Étant enfants, nous sommes mutilées pour atténuer notre désir sexuel – une raison avancée parmi tant d’autres. En tant que filles, on nous dit de ne pas « jouer » parce que les vierges sont le trophée de leurs maris et préservent l’honneur de leurs familles. Alors, celles qui choisissent de faire autrement, qui décident de s’abandonner à leur propre plaisir et qui revendiquent leur sexualité sont traitées de « déviantes » et jetées en pâture.

Celles qui se préservent jusqu’à l’union sacrée – le mariage – se retrouvent encerclées par un groupe de tantes qui leur apprennent, lors de la nuit nuptiale, à être obéissantes. C’est la seule leçon sur la sexualité que beaucoup recevront toute leur vie. C’est pourquoi, certaines finissent par recevoir dans leurs intimités ce qu’on leur avait dit de ne jamais voir ni toucher, alors qu’elles n’y étaient pas préparées. De nombreuses survivantes des mutilations génitales féminines se retrouvent avec des déchirures vaginales, parce qu’elles ont été fermées pour préserver l’honneur de la famille.

Épouses d’immigrés, la longue attente

Ce qui blesse le plus, certaines femmes mariées – je ne dirais pas toutes, mais bien certaines – n’ont jamais connu l’orgasme. Comme quelqu’un me l’a dit, « la sexualité dans le mariage se limite à l’acte sexuel sans préambule. Les plus chanceuses ont droit aux préliminaires ».  Pourtant, après l’acte sexuel, nombreuses sont celles qui restent avec leurs désirs aguichés, excitées et insatisfaites. Imaginez à quel point c’est frustrant, et pourtant le patriarcat et la phallocratie permettent à ce mâle de naviguer légalement et officiellement entre deux, trois, quatre femmes. L’extra-conjugal, comme dirait Guimba national, peut aller jusqu’à cent, vingt et dix.

Cependant, ces femmes pourraient être perçues comme plus chanceuses contrairement aux épouses de certains immigrés. Celles dont les partenaires légaux choisissent d’immigrer et qui se retrouvent à attendre pendant un, deux, voire dix ans ; Dieu nous en garde si elles pensent à l’acte sexuel ! Pendant ce temps, certains partenaires masculins sont applaudis pour leurs différentes conquêtes, car « les hommes seront toujours des hommes ». 

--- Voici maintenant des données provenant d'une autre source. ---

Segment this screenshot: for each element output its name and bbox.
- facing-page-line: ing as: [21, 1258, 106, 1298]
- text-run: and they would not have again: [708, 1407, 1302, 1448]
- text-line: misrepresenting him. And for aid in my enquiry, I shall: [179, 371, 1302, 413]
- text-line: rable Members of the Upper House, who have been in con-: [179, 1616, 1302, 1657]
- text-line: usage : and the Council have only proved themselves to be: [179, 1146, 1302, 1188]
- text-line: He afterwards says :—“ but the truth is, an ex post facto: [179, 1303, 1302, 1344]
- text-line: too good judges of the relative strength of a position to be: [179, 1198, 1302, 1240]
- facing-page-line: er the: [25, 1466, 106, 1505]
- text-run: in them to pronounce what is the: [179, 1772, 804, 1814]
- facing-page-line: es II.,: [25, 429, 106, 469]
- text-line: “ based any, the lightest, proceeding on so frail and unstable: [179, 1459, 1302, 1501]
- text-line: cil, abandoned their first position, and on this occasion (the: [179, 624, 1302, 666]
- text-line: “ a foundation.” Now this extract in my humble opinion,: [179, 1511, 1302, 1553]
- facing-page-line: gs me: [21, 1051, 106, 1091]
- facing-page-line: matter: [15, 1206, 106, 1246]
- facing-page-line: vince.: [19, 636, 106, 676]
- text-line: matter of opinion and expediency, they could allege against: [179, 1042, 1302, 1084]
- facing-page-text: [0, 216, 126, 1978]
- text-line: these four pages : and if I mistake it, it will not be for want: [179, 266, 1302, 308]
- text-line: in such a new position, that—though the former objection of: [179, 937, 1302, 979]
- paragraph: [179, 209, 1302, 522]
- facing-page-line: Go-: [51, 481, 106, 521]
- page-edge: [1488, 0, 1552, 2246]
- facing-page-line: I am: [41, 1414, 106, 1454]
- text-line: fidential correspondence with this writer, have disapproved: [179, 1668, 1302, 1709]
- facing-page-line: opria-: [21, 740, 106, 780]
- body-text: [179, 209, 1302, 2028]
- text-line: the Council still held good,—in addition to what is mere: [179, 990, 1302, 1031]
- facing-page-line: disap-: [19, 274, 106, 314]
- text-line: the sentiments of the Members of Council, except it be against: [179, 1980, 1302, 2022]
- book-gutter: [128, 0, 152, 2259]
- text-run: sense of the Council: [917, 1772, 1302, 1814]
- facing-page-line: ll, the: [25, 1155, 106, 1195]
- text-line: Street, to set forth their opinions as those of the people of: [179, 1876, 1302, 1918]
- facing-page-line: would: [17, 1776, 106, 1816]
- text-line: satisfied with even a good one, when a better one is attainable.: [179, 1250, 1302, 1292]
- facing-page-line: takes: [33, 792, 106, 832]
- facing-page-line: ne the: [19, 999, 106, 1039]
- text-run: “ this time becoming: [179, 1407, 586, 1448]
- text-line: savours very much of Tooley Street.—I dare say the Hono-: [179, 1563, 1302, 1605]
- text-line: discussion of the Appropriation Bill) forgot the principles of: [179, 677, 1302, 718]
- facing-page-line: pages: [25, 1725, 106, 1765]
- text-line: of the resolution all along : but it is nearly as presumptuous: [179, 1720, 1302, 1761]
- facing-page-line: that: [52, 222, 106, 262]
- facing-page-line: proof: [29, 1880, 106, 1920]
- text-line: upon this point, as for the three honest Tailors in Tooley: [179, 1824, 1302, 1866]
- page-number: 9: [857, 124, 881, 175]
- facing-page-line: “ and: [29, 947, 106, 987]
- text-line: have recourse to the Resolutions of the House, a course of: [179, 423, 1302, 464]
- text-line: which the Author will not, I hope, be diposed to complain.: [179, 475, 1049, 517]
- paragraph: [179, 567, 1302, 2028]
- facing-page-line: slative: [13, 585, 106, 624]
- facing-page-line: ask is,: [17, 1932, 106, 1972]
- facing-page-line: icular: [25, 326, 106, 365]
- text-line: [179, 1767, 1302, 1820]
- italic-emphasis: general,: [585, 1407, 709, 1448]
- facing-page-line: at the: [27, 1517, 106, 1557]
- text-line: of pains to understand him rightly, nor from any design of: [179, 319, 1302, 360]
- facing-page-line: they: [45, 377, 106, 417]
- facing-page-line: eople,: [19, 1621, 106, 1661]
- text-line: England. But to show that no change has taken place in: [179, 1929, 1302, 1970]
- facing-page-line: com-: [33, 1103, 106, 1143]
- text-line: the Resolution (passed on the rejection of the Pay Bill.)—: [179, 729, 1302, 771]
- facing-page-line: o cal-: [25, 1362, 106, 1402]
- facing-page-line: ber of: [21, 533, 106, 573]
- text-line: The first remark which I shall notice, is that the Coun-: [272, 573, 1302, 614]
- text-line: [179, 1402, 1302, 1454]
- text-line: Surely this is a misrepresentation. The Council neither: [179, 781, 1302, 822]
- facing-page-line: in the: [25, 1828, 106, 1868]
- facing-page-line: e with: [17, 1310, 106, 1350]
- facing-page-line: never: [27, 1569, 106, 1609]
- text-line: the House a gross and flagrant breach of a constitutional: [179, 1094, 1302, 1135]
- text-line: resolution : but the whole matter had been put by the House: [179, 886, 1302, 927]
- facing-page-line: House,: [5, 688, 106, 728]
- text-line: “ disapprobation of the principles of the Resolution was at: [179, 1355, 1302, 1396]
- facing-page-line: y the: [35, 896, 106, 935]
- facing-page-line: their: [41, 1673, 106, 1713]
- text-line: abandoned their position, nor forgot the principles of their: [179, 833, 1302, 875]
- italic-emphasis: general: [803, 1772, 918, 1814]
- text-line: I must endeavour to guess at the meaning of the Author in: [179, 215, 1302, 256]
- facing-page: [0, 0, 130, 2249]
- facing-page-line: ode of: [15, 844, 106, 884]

Les films pour adultes : les modèles

Certains diront que notre génération est meilleure et bien servie, parce que les hommes qui utilisent la technologie ont les « yeux ouverts ». Parce que les plus indulgents oseraient vous demander si vous êtes satisfaites. Combien de fois avons-nous dit oui, alors que nous pleurions à l’intérieur pour en avoir plus ? S’ils savaient mieux, ils sauraient si nous avons eu ou non des orgasmes.

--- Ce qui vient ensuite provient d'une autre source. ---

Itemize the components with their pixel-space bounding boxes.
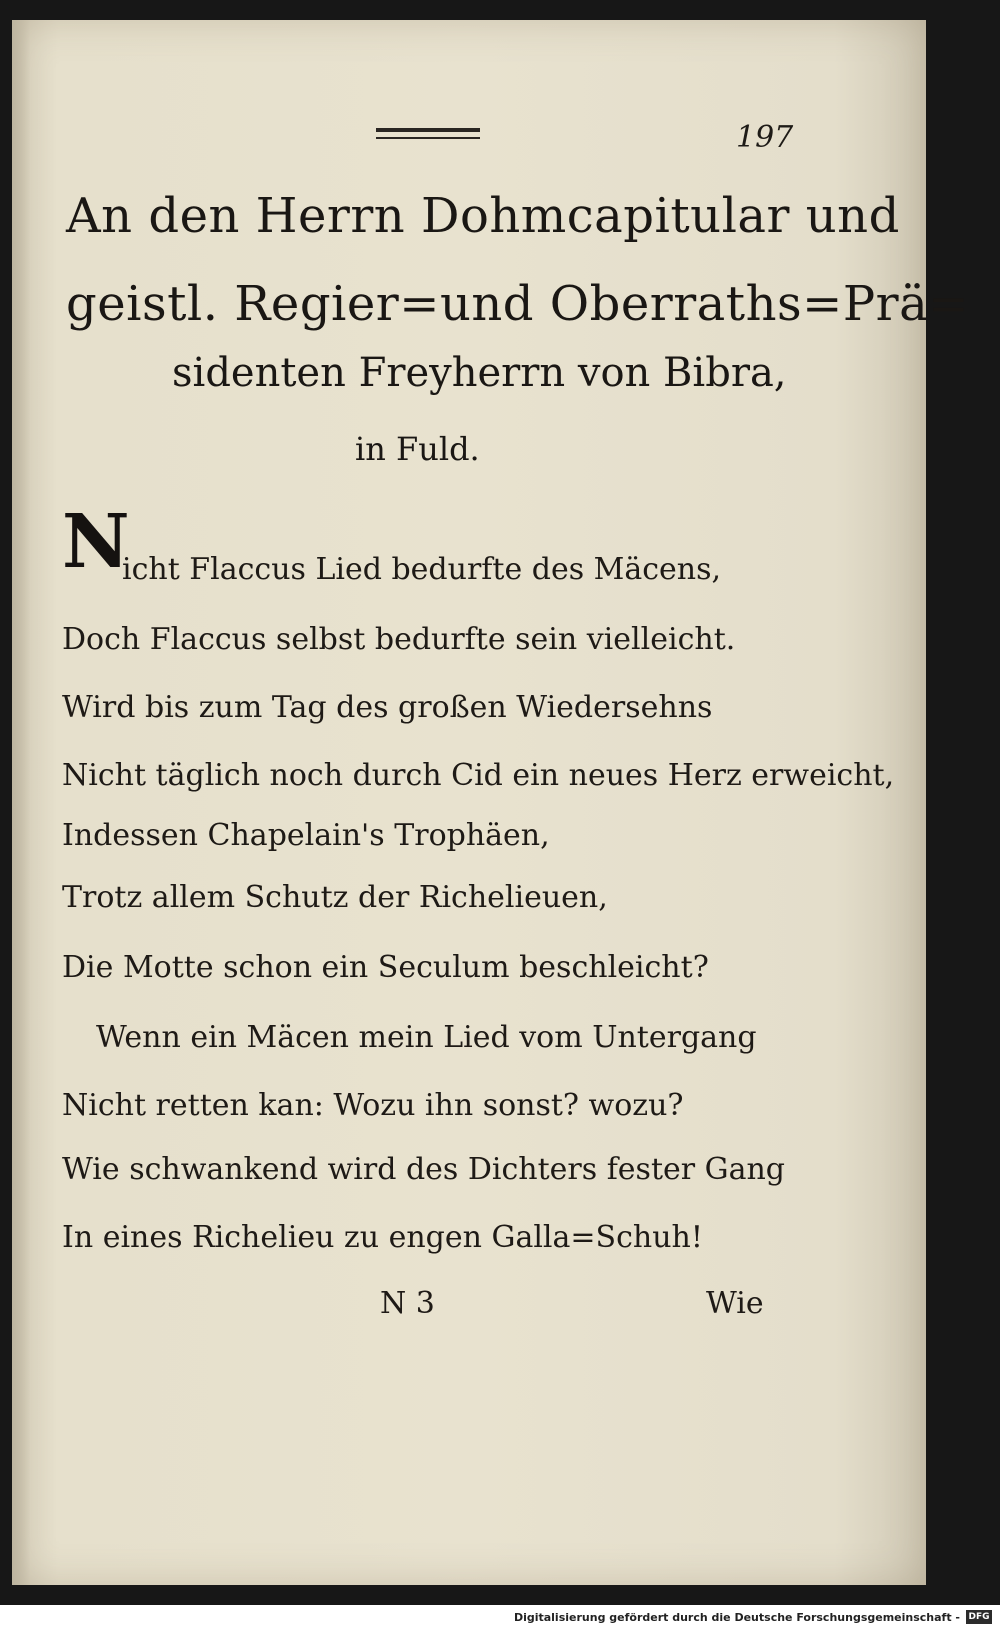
footer-credit: Digitalisierung gefördert durch die Deutsche Forschungsgemeinschaft - bbox=[513, 1611, 960, 1624]
verse-line: icht Flaccus Lied bedurfte des Mäcens, bbox=[122, 552, 722, 587]
page-number: 197 bbox=[736, 120, 794, 155]
title-line-1: An den Herrn Dohmcapitular und bbox=[66, 188, 900, 244]
catchword: Wie bbox=[706, 1286, 764, 1321]
title-line-3: sidenten Freyherrn von Bibra, bbox=[172, 350, 787, 396]
ornament-thick-rule bbox=[376, 128, 480, 132]
signature-mark: N 3 bbox=[380, 1286, 435, 1321]
verse-line: Wird bis zum Tag des großen Wiedersehns bbox=[62, 690, 713, 725]
drop-cap-initial: N bbox=[62, 499, 130, 585]
verse-line: Wenn ein Mäcen mein Lied vom Untergang bbox=[96, 1020, 757, 1055]
verse-line: In eines Richelieu zu engen Galla=Schuh! bbox=[62, 1220, 703, 1255]
title-line-4: in Fuld. bbox=[355, 430, 480, 468]
verse-line: Indessen Chapelain's Trophäen, bbox=[62, 818, 550, 853]
verse-line: Nicht täglich noch durch Cid ein neues Herz erweicht, bbox=[62, 758, 895, 793]
header-ornament-rule bbox=[376, 128, 480, 144]
verse-line: Doch Flaccus selbst bedurfte sein vielleicht. bbox=[62, 622, 736, 657]
ornament-thin-rule bbox=[376, 137, 480, 139]
verse-line: Wie schwankend wird des Dichters fester Gang bbox=[62, 1152, 786, 1187]
book-page bbox=[12, 20, 926, 1585]
verse-line: Die Motte schon ein Seculum beschleicht? bbox=[62, 950, 709, 985]
verse-line: Trotz allem Schutz der Richelieuen, bbox=[62, 880, 608, 915]
title-line-2: geistl. Regier=und Oberraths=Prä= bbox=[66, 276, 969, 332]
page-gutter-shadow bbox=[12, 20, 30, 1585]
dfg-logo: DFG bbox=[966, 1610, 992, 1624]
verse-line: Nicht retten kan: Wozu ihn sonst? wozu? bbox=[62, 1088, 684, 1123]
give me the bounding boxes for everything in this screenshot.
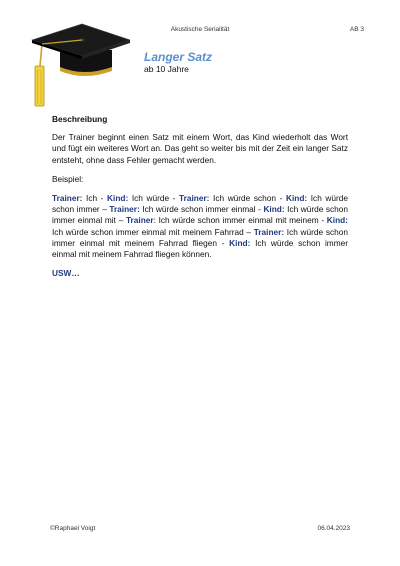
dialog-text: Ich würde schon immer einmal - [139,204,264,215]
dialog-text: Ich würde - [128,193,180,204]
worksheet-number: AB 3 [349,26,364,33]
dialog-speaker: Kind: [107,193,129,204]
age-subtitle: ab 10 Jahre [144,64,189,74]
dialog-text: Ich würde schon immer einmal mit meinem Fahrrad – [52,226,254,237]
usw-text: USW… [52,268,80,279]
dialog-speaker: Kind: [263,204,285,215]
example-label: Beispiel: [52,173,84,184]
description-text: Der Trainer beginnt einen Satz mit einem Wort, das Kind wiederholt das Wort und fügt ein weiteres Wort an. Das geht so weiter bis mit der Zeit ein langer Satz entsteht, ohne dass Fehler gemacht werden. [52,132,348,165]
header-title: Akustische Serialität [170,26,230,33]
dialog-speaker: Trainer: [109,204,140,215]
dialog-text: Ich - [82,193,108,204]
dialog-speaker: Trainer: [253,226,285,237]
dialog-text: Ich würde schon immer einmal mit meinem Fahrrad fliegen können. [52,237,348,260]
footer-date: 06.04.2023 [317,525,350,532]
dialog-text: Ich würde schon immer einmal mit – [52,204,348,226]
dialog-text: Ich würde schon - [209,193,286,204]
page-title: Langer Satz [144,50,213,64]
dialog-speaker: Kind: [326,215,348,226]
dialog-speaker: Kind: [229,237,251,248]
dialog-speaker: Trainer: [52,193,83,204]
section-heading: Beschreibung [52,114,108,124]
dialog-text: Ich würde schon immer – [52,193,348,215]
dialog-speaker: Trainer [125,215,154,226]
footer-author: ©Raphael Voigt [50,525,96,532]
dialog-speaker: Kind: [285,193,308,204]
worksheet-content [52,114,348,279]
graduation-cap-icon [12,10,130,110]
example-dialog [52,193,348,260]
dialog-text: Ich würde schon immer einmal mit meinem Fahrrad fliegen - [52,226,348,248]
dialog-text: : Ich würde schon immer einmal mit meinem - [153,215,327,226]
dialog-speaker: Trainer: [179,193,210,204]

Eh bien, ne sommes-nous pas damnées ? S’ils doivent apprendre auprès de professionnels dont la partie intime est maquillée, dont les gémissements sont esquissés, dont les touchers et les expressions faciales sont tous écrits dans un script. Vous me direz que « le gout ne se discute pas ». Oui, je sais, mais les films pour adultes ne sont pas les meilleurs enseignants. Parce qu’ils conditionnent et dépeignent le plaisir féminin à l’image de ce que la phallocratie pense qu’il devrait être et ressembler. Une fois de plus, ils désavantagent les femmes et leurs besoins.

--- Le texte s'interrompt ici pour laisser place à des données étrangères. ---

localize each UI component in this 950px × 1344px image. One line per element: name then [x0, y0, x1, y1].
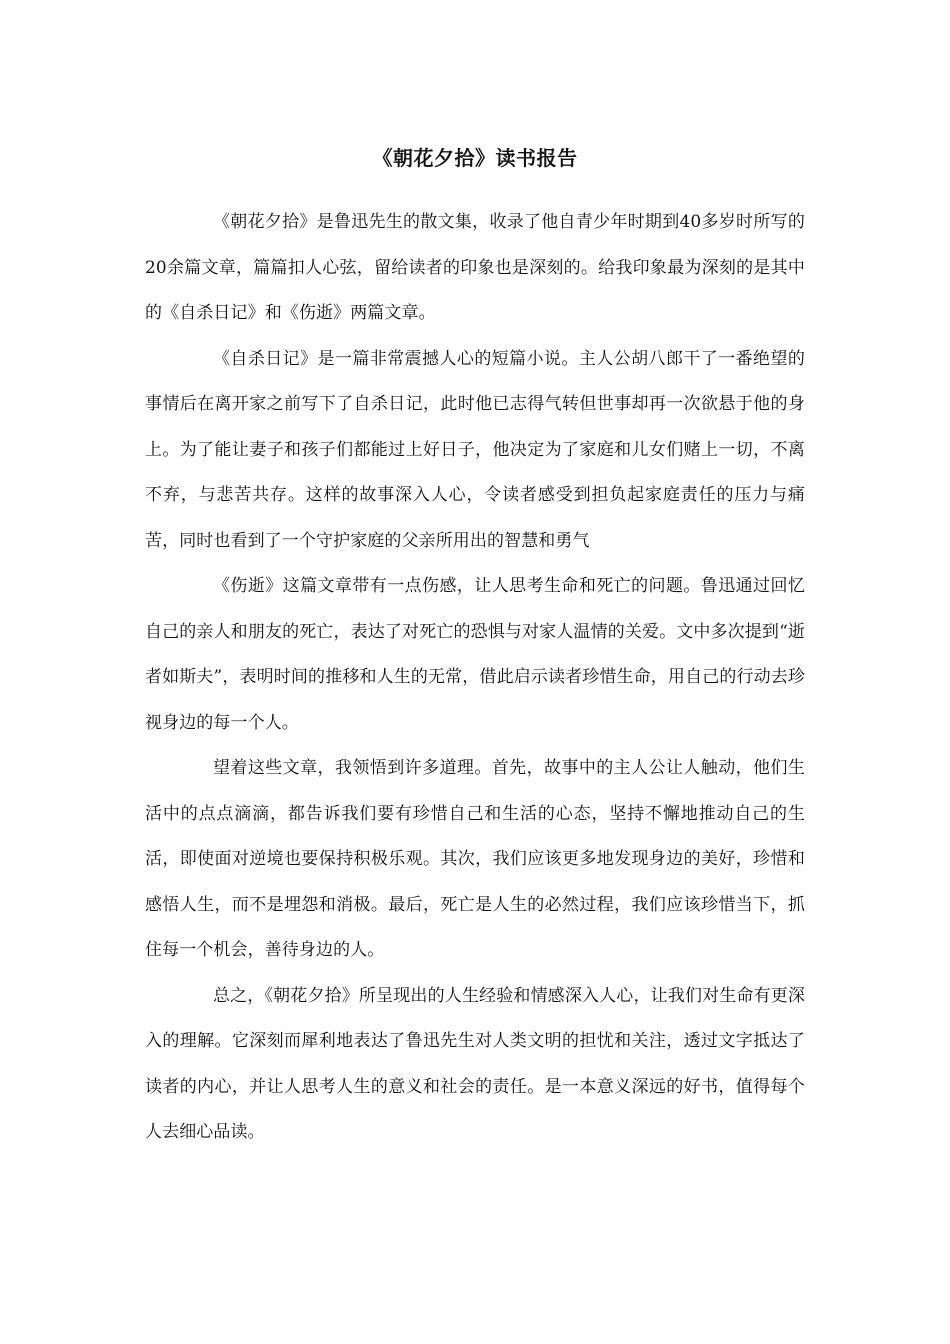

Par conséquent, n’est-il pas préférable d’enseigner à notre progéniture ce qui est acceptable et ce qui ne l’est pas en termes d’intimité et de plaisir ? Ne devrions-nous pas déboulonner, déconstruire et reconsidérer le plaisir féminin ? Lui donner de l’espace ? Il serait peut-être préférable de discuter avec nos partenaires de nos limites, de ce qui est acceptable et de ce qui ne l’est. Car si votre partenaire s’intéresse à Cinquante Nuances de Grey et que vous êtes plutôt branchée Chronique des Bridgestone, vous serez certainement mal servies. Alors, mesdames, apprenez à vos proches féminines ce qu’ils doivent faire et accepter pour leur plaisir plutôt que le contraire.